Puppeteers often complain that they're the Rodney Dangerfields of the theatre--they get no respect--and this was apparently as true back then as it is today. Many of the accounts of Punch shows that Mr. Howard found never bothered to name the performers. Perhaps it's just as well. Mr. Howard notes wryly that "the best way for a Punch and Judy showman to go down in history was to be accused of a crime"--and a good many were: for public drunkenness, for violating the Sabbath, for assault. The showmen were apparently so disreputable that when New York State passed a statute in 1819 that mandated the imprisonment of "disorderly persons," it included puppeteers--along with prostitutes, drunkards, gamblers, and derelict husbands and fathers.

Indeed, Mr. Howard does an excellent job of conjuring the sordid, freakish environments in which Punch often found refuge in his adopted country. For those who instinctively associate Punch and Judy with nothing more boisterous than a five-year-old's birthday party, this will likely be an eye-opener. Punch was popular in concert saloons: "low-class drinking establishments that provided cheap entertainment and female companionship" and that were often the object of police raids.

He was at home, too, in the "uniquely American" Dime Museums--contemporarily characterized as "the true underworld of entertainment"--which featured dwarfs, fat ladies, thin men, conjoined twins, double- and quadruple-amputees, "mermaids," and "dog-faced boys" alongside jugglers, ventriloquists, magicians, and snake charmers. (All of which makes Punch's appeal to America's aristocracy that much more remarkable: Punch was flexible enough to perform "blue" or "clean," as circumstance required.)

It's in the context of Punch's disreputable digs that Mr. Howard seeks to make good on his second goal: to explore how Punch reflects attitudes of his time and place. Mr. Howard rightly points to casual racism and xenophobia as distinctly American aspects of Punch--"Darkies," "Chinamen," "Indians," Germans, Irishmen, and Jews were all mocked in the show--reflecting the same prejudices then entrenched in popular culture and society at large.

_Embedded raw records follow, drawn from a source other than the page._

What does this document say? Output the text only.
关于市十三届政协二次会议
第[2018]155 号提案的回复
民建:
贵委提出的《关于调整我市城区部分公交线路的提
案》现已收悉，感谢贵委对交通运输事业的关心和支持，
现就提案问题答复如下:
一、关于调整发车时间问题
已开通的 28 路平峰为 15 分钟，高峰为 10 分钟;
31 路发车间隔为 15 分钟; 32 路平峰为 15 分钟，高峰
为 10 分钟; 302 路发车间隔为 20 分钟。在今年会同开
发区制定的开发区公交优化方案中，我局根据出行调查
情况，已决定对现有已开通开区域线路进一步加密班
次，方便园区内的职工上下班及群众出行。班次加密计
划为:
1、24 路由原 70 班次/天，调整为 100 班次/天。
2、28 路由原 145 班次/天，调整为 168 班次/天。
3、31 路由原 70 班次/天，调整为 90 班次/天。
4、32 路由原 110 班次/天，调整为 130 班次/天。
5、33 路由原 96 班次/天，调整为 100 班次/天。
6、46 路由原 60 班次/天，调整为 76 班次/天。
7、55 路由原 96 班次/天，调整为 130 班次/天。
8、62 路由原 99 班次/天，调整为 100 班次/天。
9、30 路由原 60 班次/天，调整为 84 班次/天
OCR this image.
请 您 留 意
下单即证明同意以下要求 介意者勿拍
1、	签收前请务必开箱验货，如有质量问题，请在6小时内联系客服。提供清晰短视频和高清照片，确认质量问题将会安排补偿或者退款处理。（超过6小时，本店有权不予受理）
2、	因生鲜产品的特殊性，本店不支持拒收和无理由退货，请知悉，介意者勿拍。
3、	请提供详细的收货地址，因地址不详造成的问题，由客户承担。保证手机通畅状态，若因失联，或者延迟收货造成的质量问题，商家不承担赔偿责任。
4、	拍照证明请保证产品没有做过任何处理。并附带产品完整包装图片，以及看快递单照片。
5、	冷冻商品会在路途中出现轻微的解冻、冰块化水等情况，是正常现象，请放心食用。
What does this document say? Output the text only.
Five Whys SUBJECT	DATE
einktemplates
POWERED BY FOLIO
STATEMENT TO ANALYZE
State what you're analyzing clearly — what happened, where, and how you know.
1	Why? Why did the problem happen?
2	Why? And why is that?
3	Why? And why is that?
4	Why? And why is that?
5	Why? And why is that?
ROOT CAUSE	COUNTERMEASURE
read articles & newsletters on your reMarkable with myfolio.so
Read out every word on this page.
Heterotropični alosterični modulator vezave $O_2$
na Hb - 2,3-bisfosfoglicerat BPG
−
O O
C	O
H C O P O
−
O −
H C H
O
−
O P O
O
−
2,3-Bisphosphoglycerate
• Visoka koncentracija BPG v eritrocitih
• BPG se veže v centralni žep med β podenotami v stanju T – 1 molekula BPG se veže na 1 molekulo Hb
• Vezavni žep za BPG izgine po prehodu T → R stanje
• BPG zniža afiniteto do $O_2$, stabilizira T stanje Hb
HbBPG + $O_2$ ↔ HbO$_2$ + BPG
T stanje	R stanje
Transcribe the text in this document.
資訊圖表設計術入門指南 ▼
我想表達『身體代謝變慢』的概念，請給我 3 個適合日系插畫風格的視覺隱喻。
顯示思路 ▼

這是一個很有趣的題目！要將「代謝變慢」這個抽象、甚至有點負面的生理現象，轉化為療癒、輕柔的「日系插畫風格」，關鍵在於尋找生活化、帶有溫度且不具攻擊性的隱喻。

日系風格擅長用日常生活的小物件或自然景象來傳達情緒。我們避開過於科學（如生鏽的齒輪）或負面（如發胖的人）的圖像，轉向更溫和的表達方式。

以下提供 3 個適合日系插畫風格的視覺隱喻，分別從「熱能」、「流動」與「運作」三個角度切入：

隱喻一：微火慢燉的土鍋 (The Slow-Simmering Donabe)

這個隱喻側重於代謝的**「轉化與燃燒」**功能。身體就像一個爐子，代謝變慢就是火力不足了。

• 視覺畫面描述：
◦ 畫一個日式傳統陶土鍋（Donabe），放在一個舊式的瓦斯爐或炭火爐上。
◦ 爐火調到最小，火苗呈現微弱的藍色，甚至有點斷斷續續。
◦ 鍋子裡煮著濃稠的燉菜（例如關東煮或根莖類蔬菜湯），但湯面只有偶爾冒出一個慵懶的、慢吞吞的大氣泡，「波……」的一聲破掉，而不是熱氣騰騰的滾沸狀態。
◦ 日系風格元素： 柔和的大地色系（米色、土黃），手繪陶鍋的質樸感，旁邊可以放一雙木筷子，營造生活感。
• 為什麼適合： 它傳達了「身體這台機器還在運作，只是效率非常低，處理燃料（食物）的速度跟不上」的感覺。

But then there's talk of Punch as a response to "the nineteenth-century need for the experience of human solidarity" and "a yearning for unity," of "the resolution of fragmentation into wholeness" and "a time of changing feelings about what it means to be human," of "diversity studies," and a non-committal reference to racism in Huck Finn ("some critics have detected racist elements...").

This is the stuff of political correctness and the 21st century academy, and one can easily imagine Punch's response, he who suffers no one's ego but his own. Put a puppet of the author on stage, and Punch and his stick would make quick work of him, just as Punch has always hobbled the authority figures of his day. There, for better or worse, is the universalism of Punch. He's the eternal child in us: silly and cruel, playful and narcissistic, constantly put upon, the puncturer of pretention, the breaker of rules.

Despite this, Punch today seems past his prime. That's partly because the Professors who bring him to life are too often stuck--and have stuck him--in Mr. Howard's 19th century. Punch was never meant to be the museum piece he's become. But when showmen find contemporary ways to express Punch's essence, as some do, then his step becomes spry once more and his future seems, if not certain, then at least plausible.